8 things that make your mail look like spam

In the comments of last week’s Wednesday question John B. asked

Can you elaborate on specifics of “configure machines to not look like spam ware”?

There are a lot of things that spamware does that is different from a lot of standard MTAs. Here are a list of things that may make your mail look like it is running spamware to a receiving server.

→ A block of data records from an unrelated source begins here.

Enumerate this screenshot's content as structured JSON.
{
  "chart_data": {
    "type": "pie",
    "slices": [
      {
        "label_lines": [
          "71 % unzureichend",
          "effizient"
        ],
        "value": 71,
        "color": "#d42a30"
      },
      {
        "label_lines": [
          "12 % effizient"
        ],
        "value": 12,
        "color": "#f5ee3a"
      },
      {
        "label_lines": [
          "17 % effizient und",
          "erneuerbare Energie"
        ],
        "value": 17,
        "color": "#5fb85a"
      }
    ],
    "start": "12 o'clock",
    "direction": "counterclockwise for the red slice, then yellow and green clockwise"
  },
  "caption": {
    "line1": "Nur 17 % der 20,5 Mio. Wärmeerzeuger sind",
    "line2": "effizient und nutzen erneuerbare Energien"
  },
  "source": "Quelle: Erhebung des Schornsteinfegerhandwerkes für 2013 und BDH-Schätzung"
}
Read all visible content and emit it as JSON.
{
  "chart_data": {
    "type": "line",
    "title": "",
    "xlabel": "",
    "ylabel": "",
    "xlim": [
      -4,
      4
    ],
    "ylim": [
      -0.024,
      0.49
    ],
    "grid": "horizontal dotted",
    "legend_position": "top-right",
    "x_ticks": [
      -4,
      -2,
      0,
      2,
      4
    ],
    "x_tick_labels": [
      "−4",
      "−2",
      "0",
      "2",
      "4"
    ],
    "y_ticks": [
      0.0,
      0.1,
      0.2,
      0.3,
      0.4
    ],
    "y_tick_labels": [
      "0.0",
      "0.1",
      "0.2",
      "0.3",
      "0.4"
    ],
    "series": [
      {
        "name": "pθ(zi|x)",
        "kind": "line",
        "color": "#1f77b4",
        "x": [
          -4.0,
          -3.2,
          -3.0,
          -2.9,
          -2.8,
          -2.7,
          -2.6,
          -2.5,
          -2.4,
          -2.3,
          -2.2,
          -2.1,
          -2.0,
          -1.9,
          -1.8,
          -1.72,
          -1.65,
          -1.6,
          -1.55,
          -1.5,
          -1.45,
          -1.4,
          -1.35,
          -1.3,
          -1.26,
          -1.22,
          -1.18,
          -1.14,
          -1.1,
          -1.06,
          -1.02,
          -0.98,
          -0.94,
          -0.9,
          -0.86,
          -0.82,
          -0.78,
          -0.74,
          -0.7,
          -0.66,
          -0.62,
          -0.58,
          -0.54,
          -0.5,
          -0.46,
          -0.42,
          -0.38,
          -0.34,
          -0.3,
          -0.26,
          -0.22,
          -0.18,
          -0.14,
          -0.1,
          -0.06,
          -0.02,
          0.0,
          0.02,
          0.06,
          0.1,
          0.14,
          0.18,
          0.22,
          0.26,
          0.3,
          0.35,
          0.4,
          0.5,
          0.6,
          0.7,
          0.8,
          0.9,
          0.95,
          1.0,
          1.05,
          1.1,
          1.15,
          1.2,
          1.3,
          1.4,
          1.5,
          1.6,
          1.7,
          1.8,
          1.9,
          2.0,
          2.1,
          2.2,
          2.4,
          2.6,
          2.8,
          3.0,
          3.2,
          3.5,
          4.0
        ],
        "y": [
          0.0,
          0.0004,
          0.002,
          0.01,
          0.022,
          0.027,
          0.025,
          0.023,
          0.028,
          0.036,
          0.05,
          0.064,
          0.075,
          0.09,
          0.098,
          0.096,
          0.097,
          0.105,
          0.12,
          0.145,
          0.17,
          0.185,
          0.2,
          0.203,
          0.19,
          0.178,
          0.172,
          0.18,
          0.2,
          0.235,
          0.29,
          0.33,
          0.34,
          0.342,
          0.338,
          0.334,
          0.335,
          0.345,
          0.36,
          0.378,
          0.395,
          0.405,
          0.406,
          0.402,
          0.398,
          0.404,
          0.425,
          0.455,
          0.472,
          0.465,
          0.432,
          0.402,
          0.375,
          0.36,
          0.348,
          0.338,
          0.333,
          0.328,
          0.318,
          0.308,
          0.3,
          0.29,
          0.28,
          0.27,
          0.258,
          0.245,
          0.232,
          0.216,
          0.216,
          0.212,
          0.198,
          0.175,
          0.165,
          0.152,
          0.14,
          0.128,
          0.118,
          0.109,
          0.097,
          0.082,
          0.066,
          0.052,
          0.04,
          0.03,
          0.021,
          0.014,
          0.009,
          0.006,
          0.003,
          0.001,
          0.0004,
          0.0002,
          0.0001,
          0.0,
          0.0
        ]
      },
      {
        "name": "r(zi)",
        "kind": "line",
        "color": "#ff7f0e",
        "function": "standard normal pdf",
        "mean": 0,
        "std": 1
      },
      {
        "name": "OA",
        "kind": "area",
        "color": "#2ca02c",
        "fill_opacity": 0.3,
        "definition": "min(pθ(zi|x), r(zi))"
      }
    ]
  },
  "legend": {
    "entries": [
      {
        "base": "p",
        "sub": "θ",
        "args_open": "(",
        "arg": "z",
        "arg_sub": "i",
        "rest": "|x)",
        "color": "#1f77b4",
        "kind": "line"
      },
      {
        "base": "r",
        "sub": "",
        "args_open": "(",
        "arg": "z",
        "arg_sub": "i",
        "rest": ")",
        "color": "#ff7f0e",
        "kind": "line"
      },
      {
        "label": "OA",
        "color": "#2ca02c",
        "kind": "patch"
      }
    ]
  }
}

  1. Using weird values for HELO/EHLO, like a bare IP or “localhost.” Both a bare IP and a non fully qualified domain name are violations of the SMTP spec. This is something a lot of poorly written spamware does, and there is no valid reason for a server to be doing either.
  2. Rotating HELO/EHLO values. Some poorly written software is configured to use a HELO/EHLO value pulled from the mail from address. If there are multiple domains sending mail from a MTA, this can cause different SMTP sessions to have different HELO/EHLO values. There is also spamware that will rotate through HELO/EHLO values as a way to avoid filters.
  3. Ignoring or incorrectly processing bounce messages. Spamware is notoriously bad about complying with the SMTP spec. For  instance, some spamware never retries on a 4xx response, but always retries on a 5xx response. This behaviour drove some receiving MTAs to overuse 4xx responses. However, correctly managing rejections is a feature of well configured software.
  4. Have incorrect time. There is a famous bit of spamware from the late 90s written by someone who didn’t understand timezones. There was a forged received line in the spamware that used EST -600 as a timezone. EST is never -600, and a lot of filters became quite sensitive to time issues. Make sure your server knows what time it is and correctly reports that time when sending mail, especially if there is an internal handoff.
  5. Domain fruit salad in the headers. There is spamware out there that will use a different domain for every part of the header. One domain in the Mail From: another in the visible From: a third in the rDNS, a fourth in the HELO value, a fifth in the internal handoffs, a sixth in the messageID, a seventh in the abuse reporting line, an eighth in the List-unsubscribe value. While there are valid technical reasons not to have every domain in the headers be identical, there are places where they should match, and spreading so many domains through the headers makes a sender look like it’s either spamware or a spammer trying to avoid filters.
  6. Hidden text in the body of the message. Spammers hide text in the body of the message, either in very-light-grey on white text, or in HTML style comments. There’s no problem with having a few comments in the HTML of a message but when those comments are longer than the actual text of the message, then there’s a problem.
  7. Fake, broken or otherwise invalid HTML tags. Spammers use fake HTML tags to confuse filters. They’re also notoriously bad about using correct tags. Make sure all HTML in the message is valid HTML.
  8. Encoding plain text in Base64. Another fabulous (well, not really) spammer trick is to use Base64 encoding to hide their plain text. This means a lot of filters are sensitive to encoding practices. Some filters even crack the encoding to see if there is anything that needs encoding in the email. If there isn’t, then the encoding is treated as filter evasion.

That’s a short list of things that legitimate mailers should never do. There are others, but the underlying issue is to comply with the SMTP spec and don’t do things that attempt to bypass and avoid filters.